Having finished and sat back to wallow in smugness (risky to do on a kneel-up chair with no back to it), I thought I would click on his 'how to write a query' entry on his own blog. Having realised that I had broken every rule, and not even paid heed to his advice and suggestions, I then added the following:

Looking back at your advice on writing queries, I have probably broken all the rules, and not necessarily in a good way. However, I believe that one should always try to stand out from the crowd and to be true to oneself. I am not someone who feels comfortable sending short, dry and dull emails and hope that you find this lengthy outpouring entertaining. I certainly feel that, after spending several hours putting it all together, I might as well send it and see what happens!

So I shall now stop, but only after reassuring you that the writing style here, involving tortuous long sentences and wilful meandering, is significantly reined back in my books.
Unfortunately, I then read my own email again (more carefully this time) and realised that I hadn't actually written very much about my own books (yes, that should have been the main thrust of the email - don't ask what I had blathered on about instead) - and that it could qualify as the most insane thing I had ever written. At this point, I parked the email in Outlook's drafts folder and, smugness deflated, went out to do something else. In years to come, this email may be held up as an example of precisely how not to contact a literary agent in exactly the same way that the screen test that Jools Holland and Paula Yates did for 'The Tube' is used to show aspiring television-types how not to make a programme. 'The Tube' ran for several years with them hosting so maybe I should send my email anyway.

Before I go to extricate Derek from the washing machine after his annual bath, imagine that you are standing in your kitchen, staring out of the window at a gradually darkening sky as evening descends into twilight. Suddenly, a flash of lightning outside and a monstrous shape appears. Yes, Mr Grass-Head is on tour, part Gary Rhodes, part Mark Lamarr, coming to a kitchen near you...
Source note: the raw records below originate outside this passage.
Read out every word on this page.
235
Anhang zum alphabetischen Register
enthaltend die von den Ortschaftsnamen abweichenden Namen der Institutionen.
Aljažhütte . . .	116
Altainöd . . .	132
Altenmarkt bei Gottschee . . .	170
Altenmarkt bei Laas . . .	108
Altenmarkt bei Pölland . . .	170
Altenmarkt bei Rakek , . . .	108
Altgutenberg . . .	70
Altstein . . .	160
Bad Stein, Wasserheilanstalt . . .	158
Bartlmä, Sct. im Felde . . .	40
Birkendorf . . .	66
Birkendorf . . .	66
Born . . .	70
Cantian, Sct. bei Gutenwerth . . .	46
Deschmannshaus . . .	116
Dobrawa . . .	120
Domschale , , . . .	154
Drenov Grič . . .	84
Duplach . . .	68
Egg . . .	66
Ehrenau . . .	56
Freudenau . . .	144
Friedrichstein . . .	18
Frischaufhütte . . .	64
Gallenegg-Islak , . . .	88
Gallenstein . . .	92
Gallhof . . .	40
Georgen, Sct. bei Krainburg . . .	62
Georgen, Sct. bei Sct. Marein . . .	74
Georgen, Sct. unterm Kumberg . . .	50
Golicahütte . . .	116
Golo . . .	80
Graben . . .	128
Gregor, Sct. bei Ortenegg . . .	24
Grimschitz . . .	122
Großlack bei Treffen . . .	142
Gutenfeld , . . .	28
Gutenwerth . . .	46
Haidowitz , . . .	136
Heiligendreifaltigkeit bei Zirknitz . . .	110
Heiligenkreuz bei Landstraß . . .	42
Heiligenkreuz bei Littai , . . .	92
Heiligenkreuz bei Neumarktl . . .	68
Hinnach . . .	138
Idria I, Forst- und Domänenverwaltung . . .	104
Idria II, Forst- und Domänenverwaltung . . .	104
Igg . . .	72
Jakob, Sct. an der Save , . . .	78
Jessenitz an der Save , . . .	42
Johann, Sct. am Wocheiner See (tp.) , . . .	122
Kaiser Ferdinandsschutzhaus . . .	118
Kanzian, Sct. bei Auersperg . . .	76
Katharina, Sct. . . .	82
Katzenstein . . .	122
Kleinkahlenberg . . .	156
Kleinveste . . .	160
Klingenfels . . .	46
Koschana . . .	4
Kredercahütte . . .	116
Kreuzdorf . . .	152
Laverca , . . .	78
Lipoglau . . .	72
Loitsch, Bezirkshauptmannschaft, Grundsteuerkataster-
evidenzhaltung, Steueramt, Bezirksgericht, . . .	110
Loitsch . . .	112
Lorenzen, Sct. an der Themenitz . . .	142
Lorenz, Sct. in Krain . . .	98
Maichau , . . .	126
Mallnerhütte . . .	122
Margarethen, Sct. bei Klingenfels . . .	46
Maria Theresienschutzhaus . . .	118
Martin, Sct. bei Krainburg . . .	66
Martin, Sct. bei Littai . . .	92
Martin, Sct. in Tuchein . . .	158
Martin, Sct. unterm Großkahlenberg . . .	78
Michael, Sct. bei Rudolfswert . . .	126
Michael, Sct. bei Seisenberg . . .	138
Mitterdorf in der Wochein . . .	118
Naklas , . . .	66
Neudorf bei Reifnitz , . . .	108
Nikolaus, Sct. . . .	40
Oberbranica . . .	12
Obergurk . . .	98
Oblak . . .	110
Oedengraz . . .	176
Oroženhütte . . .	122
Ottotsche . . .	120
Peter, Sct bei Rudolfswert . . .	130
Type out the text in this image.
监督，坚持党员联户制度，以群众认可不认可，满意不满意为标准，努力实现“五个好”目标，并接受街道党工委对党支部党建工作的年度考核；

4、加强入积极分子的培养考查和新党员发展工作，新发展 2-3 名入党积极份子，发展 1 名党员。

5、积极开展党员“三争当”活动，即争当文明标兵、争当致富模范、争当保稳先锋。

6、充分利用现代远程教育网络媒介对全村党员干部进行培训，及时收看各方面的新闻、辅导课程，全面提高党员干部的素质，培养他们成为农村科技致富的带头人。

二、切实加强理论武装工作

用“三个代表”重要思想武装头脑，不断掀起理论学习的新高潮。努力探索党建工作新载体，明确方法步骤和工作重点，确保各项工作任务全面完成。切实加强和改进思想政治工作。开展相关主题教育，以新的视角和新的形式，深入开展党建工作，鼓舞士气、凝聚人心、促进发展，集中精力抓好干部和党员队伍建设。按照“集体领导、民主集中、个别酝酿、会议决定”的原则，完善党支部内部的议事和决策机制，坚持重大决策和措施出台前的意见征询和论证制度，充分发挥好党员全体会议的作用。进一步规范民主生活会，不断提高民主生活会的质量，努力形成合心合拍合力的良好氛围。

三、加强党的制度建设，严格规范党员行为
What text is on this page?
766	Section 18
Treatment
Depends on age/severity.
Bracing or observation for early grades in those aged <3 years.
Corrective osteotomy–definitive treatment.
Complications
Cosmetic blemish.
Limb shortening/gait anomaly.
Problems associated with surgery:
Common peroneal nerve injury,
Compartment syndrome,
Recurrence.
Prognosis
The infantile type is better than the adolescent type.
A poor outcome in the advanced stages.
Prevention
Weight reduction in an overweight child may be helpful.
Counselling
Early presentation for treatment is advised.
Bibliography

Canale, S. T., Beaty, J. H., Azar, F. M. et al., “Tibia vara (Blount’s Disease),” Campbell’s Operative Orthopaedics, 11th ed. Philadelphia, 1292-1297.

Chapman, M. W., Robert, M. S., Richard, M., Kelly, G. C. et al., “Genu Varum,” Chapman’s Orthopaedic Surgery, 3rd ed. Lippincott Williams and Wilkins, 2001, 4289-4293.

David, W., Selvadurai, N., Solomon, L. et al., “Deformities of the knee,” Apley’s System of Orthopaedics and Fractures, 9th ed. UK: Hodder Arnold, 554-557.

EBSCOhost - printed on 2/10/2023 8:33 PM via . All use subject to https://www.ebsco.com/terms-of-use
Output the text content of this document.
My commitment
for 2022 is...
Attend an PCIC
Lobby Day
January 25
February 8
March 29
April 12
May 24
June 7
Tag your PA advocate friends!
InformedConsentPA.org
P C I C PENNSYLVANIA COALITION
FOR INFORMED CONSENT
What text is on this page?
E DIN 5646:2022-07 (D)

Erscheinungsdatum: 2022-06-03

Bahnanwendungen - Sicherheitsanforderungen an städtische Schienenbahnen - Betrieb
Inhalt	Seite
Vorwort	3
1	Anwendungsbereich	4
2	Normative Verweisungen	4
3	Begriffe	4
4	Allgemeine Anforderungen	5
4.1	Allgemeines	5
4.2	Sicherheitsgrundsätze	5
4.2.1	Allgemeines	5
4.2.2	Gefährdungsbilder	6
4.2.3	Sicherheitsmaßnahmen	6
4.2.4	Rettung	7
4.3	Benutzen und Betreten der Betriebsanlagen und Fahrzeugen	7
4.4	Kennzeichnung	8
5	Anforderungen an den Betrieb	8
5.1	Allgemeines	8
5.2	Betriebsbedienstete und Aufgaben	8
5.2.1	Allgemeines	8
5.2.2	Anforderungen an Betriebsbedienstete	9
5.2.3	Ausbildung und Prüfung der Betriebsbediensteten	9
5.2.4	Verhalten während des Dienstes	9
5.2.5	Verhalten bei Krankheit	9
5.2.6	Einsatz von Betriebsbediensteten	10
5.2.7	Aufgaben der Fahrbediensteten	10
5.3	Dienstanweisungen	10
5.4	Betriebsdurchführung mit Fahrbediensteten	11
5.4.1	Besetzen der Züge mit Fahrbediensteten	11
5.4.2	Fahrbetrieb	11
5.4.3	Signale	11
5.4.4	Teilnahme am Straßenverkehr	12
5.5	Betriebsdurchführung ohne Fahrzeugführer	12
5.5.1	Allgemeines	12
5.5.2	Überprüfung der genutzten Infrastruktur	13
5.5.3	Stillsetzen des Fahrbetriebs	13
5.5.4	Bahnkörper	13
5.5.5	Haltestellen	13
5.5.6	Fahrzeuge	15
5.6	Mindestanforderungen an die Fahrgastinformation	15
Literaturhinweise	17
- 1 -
Wednesday, 24 September 2008

the experiment is over

It began in a wave of optimism a mere three (or was it four?) months ago. Hang on, that's not right. I actually thought they would all die, or be eaten, or disappear without trace or simply not appear at all.

We did the best we could. We fed and watered them, we cared for them, we gave them canes to lean upon when they were weak and frail. We encouraged them. N danced for them.

But this week, the realisation that a pesky squirrel was climbing up them trying to eat their seeds led us to call it a day and put the viable sunflowers into a vase, prune the rest into the dustbin and wait to see whether anything will rise up, phoenix-like (okay, we didn't actually burn anything), from the enriched soil next year. (The soil of the pots - the earth in the flower beds proved toxic to seeds as the samples planted there all fell into the 'simply not appear at all' category.)

Overall, a fairly rubbish year for sunflowers - mainly, I feel, due to a conspicuous lack of sunshine in the summer and an over abundance of pot flooding from torrential rain. Nevertheless, we managed to grow about three or four feet of sunflower about seven times over. The packet of seeds suggested six to nine feet - maybe in sunnier climes, like Kent.

It was a good year, however, for Mr Grass-Head who is going from strength to strength. No photograph this evening, mainly because it's dark now - but partly because I felt that N should appear herself on this page, clutching one of her flowers.

Monday, 22 September 2008

here there and everywhere

The trouble with trying to squeeze more than one photograph (and that one photograph being of Mr Grass-Head, obviously) into a blog posting is the endless wrestling with the limitations of the blog format in order to have the photographs adding to the prose rather than getting in the way and popping up in the wrong places, merrily scattered here there and everywhere.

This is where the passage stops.